Day 2 of sightseeing
The following day I booked a tour along the coast of Israel
northward to the border with Lebanon.
This tour included a visit to Caesarea, the ancient port city built by
Herod the Great to honor Augustus Caesar.
The amphitheater was still there and in use today for plays and other
events. The hippodrome, where chariot
races took place and gladiators fought to the death, was also visible. At the location where Herod’s palace stood,
there were stones from the remains of the palace lying around with Latin
inscriptions on them. On one column was
the name Pontius Pilate, showing that he was there outside of the Bible.

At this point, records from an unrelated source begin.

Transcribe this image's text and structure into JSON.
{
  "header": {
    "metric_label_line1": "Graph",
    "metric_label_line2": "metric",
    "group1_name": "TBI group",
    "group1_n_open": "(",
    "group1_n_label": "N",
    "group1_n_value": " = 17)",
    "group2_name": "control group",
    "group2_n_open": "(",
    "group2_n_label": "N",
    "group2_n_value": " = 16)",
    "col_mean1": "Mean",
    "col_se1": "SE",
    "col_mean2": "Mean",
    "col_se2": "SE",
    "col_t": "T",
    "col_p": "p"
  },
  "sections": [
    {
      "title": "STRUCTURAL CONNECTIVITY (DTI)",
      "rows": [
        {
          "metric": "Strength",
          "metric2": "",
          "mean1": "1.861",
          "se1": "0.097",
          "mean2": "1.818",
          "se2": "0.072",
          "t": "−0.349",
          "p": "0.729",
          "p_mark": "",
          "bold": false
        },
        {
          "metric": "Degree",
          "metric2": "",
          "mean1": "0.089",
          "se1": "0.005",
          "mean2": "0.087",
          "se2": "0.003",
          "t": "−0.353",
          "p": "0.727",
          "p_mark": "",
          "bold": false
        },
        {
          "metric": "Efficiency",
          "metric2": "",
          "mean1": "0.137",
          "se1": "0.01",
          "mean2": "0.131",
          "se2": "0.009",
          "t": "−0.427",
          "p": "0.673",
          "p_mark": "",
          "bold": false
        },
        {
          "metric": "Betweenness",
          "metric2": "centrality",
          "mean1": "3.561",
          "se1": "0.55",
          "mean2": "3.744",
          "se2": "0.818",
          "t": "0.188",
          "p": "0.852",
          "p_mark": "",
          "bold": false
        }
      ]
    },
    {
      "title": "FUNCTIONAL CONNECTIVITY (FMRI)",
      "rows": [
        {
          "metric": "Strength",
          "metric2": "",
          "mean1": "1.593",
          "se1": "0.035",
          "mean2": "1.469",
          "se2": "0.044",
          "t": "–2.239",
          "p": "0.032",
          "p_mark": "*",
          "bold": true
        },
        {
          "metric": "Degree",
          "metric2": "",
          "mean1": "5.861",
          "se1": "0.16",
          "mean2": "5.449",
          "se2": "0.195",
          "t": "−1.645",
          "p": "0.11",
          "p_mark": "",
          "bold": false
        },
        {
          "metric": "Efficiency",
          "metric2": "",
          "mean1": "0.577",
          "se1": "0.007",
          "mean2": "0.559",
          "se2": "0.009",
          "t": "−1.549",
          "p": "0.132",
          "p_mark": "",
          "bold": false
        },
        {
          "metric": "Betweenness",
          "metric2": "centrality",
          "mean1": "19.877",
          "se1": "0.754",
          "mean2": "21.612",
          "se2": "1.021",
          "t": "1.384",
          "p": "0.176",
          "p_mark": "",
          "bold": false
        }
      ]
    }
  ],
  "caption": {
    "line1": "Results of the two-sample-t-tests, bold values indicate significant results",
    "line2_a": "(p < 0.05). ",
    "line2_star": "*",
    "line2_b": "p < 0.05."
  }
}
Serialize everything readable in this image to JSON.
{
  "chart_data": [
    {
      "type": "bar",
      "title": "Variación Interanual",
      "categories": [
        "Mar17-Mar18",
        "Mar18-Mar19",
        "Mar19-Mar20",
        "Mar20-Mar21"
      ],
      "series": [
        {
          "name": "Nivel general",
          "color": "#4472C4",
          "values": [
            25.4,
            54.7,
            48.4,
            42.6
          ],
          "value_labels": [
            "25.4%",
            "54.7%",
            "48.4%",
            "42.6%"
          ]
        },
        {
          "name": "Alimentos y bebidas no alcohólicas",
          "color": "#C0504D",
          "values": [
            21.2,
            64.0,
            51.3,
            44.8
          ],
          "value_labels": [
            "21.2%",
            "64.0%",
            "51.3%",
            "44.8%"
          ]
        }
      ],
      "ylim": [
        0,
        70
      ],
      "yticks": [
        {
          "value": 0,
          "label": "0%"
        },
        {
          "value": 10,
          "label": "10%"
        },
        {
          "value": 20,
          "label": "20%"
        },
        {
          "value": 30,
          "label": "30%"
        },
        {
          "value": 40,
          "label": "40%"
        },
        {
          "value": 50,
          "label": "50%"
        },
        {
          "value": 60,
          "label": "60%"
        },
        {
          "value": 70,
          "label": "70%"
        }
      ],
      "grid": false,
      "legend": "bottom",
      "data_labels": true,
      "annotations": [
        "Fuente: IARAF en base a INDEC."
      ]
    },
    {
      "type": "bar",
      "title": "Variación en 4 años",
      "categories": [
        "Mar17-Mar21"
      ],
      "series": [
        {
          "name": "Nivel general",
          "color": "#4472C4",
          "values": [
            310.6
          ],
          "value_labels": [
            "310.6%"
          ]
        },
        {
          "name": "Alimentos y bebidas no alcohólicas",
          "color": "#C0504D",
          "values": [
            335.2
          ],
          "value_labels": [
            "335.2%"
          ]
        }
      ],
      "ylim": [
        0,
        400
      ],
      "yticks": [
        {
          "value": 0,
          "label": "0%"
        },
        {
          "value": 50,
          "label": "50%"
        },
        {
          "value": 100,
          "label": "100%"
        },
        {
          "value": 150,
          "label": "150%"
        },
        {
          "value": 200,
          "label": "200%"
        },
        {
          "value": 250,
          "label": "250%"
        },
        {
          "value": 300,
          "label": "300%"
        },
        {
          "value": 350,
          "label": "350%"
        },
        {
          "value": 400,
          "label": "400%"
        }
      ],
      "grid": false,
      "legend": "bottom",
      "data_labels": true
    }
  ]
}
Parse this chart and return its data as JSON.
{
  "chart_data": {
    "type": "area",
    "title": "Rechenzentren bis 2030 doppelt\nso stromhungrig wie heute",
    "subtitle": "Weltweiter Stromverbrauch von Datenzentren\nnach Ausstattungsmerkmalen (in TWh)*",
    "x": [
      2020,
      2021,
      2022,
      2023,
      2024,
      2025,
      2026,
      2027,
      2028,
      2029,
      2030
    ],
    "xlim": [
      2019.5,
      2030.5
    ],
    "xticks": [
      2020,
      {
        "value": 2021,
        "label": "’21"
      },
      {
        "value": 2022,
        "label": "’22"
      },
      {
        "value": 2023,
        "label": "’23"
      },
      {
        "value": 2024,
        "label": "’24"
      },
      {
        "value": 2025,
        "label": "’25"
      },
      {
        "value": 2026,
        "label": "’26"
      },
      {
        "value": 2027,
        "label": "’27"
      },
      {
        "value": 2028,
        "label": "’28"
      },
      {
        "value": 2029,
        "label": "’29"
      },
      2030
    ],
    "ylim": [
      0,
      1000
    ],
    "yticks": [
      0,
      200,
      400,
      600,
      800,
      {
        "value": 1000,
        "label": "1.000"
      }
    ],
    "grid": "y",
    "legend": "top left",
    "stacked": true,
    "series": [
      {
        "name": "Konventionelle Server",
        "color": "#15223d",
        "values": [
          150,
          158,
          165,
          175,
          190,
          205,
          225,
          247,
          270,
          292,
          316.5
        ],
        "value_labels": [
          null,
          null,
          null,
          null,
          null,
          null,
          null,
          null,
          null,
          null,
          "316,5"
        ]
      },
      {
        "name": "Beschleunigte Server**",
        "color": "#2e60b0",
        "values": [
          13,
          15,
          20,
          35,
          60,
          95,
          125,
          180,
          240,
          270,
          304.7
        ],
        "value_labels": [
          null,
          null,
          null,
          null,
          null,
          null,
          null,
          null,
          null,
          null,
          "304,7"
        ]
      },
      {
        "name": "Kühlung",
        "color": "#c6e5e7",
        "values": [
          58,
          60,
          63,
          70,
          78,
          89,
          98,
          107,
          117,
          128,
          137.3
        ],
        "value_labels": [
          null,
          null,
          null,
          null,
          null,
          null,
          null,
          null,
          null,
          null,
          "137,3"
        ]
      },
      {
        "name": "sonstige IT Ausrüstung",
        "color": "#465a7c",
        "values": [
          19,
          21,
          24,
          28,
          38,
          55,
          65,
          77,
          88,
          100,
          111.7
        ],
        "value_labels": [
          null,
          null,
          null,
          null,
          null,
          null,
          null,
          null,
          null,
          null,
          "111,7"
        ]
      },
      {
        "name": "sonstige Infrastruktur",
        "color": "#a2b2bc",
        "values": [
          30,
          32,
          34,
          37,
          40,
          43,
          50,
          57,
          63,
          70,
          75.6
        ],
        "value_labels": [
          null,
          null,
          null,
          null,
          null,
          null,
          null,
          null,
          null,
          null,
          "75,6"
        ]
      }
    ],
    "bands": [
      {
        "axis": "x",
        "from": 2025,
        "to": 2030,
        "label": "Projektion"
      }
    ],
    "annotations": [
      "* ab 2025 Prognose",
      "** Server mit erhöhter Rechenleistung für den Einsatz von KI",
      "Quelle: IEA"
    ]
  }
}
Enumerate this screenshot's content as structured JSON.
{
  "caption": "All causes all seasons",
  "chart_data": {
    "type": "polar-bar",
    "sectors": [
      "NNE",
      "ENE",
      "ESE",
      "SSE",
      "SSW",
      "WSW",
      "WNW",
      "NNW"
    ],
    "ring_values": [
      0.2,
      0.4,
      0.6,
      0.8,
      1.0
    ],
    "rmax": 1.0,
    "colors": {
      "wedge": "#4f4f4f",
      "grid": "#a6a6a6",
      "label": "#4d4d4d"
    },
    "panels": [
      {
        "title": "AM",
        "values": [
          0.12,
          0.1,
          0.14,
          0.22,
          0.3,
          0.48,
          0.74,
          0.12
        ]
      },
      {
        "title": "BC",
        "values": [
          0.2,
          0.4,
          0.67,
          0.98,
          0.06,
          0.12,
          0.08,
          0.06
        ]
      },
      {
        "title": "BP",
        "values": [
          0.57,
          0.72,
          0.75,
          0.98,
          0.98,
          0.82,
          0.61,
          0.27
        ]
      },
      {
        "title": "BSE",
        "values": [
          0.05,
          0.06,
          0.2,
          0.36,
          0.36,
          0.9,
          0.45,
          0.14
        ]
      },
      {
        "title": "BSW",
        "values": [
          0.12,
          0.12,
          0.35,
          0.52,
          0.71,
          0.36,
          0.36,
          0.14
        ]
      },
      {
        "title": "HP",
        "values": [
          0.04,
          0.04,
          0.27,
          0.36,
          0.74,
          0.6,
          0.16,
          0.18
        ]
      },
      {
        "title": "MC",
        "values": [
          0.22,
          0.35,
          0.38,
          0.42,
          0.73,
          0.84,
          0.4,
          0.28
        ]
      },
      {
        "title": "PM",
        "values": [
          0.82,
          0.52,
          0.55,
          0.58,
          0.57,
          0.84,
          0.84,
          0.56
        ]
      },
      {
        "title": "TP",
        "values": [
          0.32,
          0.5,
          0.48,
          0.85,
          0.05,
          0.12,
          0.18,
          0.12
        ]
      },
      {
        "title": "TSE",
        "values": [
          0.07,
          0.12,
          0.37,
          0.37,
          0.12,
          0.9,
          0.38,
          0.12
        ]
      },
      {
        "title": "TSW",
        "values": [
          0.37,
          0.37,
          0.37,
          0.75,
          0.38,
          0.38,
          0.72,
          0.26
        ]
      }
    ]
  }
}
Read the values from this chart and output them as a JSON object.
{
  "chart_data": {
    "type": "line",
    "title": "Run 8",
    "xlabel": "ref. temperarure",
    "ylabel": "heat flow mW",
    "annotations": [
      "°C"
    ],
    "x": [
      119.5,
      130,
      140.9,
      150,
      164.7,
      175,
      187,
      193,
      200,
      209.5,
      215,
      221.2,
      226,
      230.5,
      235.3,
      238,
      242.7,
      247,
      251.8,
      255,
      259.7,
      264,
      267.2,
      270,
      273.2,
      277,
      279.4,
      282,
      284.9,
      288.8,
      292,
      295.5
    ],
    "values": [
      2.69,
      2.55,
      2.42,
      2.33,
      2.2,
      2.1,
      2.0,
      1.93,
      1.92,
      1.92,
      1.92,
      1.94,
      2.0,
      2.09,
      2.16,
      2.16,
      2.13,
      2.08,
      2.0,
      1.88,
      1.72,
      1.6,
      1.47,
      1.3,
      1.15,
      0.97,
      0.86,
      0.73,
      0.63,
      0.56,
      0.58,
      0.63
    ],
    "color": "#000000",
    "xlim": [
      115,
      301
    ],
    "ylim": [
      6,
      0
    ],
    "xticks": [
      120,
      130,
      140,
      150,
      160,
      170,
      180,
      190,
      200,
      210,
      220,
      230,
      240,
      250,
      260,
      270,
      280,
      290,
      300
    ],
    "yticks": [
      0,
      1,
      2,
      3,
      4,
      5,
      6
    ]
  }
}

Caesarea’s Amphitheater restored and in use still today
Hippodrome where
gladiators fought and chariots raced
From Caesarea we traveled north to Haifa, the largest port in
Israel. From the heights above the city
the port was visible as well as the Bahai temple and gardens, remnants left
from a religious sect who moved to
Israel escaping persecution in Iran.
Here they built the beautiful temple and flower gardens under which the
members of this faith reside. Haifa was
settled by German immigrants so there is a significant German influence in the
architecture of this city.
The city of Haifa and
the Bahai Temple and gardens
We continued north to the underground Crusader and Turkish
city and crypt of Akko, pronounced Acre.
It is amazing that it is so well preserved after all these centuries.
Our trip ended at the border with Lebanon at the Rosh-Hanikra
Grottos. These caverns, created by the
waves of the Mediterranean, at one time contained a train tunnel where trains
ran between Damascus, Syria and Alexandria, Egypt. Of course, with the current political
situation, the tunnel running between Israel and Lebanon has been sealed shut.
Through the fence is
Lebanon
We were on
the border with Lebanon where there is a large Israeli military presence both onshore
and off, including a cable that runs out into the Mediterranean dividing the
two countries even there.
This was an interesting trip up the
coast. Having stayed at a hotel in
Ashkelon, which is 7 miles north of the Gaza Strip on the southern end of the
country, I was able to travel along the coast almost the entire length of this
tiny country as well as travel to the eastern borders with Syria and
Jordan. I did not get into the
southeastern part of Israel south of the Dead Sea.